Dia menengaskan. Seharusnya, Pemerintah Aceh harus melaporkan pembentukan tim khusu pada DPR Aceh secara resmi. Sehingga, DPR Aceh khususnya Komisi II mengetahui secara rinci dasar pembentukannya.

“Dasar pembentukan tim ini, membuat hasil pertimbangan DPR Aceh atau tidak. Atau hanya sekedar merespon pendemo secara psikologi. Kita berharap pembentukan tim ini atas dasar  petusan parupurna DPR Aceh. Sehingga, putusan ini adalah semangat menjalankan amanah rakyat. Karena, putusan kami adalah putusan rakyat,”ungkapnya.

Nurzahri juga mempertanyakan kemana arah tim ini berkerja, karena menggunakan SK Plt Gubernur Aceh. Tentunya, tim ini akan menggunakan anggaran Pemerintah Aceh untuk berkerja. Sehingga,  dia berharap jangan sampai Aceh rugi dua kali.
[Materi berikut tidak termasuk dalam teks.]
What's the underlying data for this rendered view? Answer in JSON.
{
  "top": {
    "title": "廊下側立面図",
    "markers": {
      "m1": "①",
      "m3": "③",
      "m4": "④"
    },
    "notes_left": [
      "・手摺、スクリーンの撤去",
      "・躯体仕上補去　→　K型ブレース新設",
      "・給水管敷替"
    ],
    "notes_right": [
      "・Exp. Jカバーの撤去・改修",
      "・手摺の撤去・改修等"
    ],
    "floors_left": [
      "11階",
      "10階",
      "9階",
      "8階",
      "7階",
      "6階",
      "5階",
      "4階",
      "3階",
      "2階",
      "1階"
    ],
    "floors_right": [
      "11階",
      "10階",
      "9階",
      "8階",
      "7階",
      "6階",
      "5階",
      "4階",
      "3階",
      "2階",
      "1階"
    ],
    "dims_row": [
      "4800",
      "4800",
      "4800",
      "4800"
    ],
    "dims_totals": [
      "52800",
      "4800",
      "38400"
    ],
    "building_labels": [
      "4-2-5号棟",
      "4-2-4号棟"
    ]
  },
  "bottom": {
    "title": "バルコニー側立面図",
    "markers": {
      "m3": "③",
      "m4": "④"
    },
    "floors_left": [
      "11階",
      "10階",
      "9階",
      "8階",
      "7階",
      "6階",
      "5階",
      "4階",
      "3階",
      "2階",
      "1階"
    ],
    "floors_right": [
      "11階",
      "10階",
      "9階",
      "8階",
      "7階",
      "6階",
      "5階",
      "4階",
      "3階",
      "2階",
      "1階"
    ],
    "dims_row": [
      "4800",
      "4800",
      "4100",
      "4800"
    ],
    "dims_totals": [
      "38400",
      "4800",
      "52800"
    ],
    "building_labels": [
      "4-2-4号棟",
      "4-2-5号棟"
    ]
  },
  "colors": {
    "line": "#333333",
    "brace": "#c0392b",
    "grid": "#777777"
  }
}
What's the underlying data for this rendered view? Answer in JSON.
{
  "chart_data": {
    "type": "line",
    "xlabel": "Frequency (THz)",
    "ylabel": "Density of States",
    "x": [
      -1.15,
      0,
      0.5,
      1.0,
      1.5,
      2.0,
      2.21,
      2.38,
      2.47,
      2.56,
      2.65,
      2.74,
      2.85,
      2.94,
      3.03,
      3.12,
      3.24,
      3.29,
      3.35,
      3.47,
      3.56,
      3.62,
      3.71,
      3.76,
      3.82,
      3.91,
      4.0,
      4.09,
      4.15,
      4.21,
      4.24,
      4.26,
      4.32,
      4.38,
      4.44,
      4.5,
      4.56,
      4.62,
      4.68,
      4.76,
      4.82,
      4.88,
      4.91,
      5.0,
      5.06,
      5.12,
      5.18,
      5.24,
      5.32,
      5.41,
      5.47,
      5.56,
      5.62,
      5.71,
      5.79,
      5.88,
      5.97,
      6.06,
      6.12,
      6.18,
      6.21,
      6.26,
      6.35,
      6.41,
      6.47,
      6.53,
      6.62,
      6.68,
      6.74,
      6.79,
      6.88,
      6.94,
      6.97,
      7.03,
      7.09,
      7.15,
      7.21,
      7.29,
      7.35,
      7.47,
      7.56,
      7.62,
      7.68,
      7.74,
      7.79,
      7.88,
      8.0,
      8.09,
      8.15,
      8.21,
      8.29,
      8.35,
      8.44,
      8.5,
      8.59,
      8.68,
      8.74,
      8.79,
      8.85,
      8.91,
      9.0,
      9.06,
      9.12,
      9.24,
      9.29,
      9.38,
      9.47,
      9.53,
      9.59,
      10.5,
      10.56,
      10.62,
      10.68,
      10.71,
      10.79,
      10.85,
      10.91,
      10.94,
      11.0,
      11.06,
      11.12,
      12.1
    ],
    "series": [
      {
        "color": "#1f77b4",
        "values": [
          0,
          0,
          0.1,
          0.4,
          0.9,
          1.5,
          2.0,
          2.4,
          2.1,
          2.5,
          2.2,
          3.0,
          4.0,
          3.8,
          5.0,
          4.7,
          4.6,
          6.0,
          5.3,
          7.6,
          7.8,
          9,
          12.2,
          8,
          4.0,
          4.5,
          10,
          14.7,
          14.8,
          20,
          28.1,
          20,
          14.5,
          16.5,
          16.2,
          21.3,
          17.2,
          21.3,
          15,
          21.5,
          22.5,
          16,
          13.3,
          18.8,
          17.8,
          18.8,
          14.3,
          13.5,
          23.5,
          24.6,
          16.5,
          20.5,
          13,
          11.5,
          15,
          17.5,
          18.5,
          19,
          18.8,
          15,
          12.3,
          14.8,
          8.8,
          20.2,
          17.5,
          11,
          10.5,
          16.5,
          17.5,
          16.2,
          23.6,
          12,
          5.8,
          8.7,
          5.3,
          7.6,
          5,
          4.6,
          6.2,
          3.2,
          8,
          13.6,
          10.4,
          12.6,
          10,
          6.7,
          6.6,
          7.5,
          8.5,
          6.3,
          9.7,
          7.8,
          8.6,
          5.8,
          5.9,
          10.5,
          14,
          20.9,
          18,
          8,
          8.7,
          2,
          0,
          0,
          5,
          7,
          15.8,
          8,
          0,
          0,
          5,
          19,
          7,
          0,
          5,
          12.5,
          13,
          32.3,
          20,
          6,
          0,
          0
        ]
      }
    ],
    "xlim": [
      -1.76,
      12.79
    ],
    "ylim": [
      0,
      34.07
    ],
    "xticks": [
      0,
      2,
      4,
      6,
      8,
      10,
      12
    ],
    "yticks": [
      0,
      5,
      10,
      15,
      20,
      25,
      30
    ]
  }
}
Kerugian yang dimaksud Nurzahri adalah. “Yang pertama, rugi karena PT. EMM telah mengeksplorasi hasil alam Aceh yang telah melampaui izin Pemerintah Aceh. Kedua, ada pengeluaran lagi dari APBA untuk tim khusus ini. Saya yakin anggarannya sangat besar, dengan agenda dan perjalanan. Jangan sampai tidak membawa hasil apa-apa,” harap Anggota DPR Aceh asal Langsa ini.

Dia mengingikan, kegiatan eksplorasi sumber alam Aceh yang dilakukan oleh PT. EMM segera dihentikan. Jangan sampai, PT EMMtetap jalan, sehingga  tim khusus sebagai pengkaji izin tambang yang dibiayai menggunakan uang negara tidak memberikan manfaat bagi keinginan rakyat Aceh.

“Jangan sampai, seolah menjadi pembenaran,seolah hasil kajian mereka terhadap izin PT. EMM adalah sah. Tim ini harus betul-betul seperti tim evengers, istilah melenial sekarang, tim ini yang akan mempertahan bumi dari serangan elien. Nah, kita berharap Tim ini juga harus menjadi tim avengers- nya Aceh, yang mempertahankan hasil bumi Aceh dari pihak-pihak yang ingin menguasai hasil kekayaan Aceh,” harap alumni ITB ini.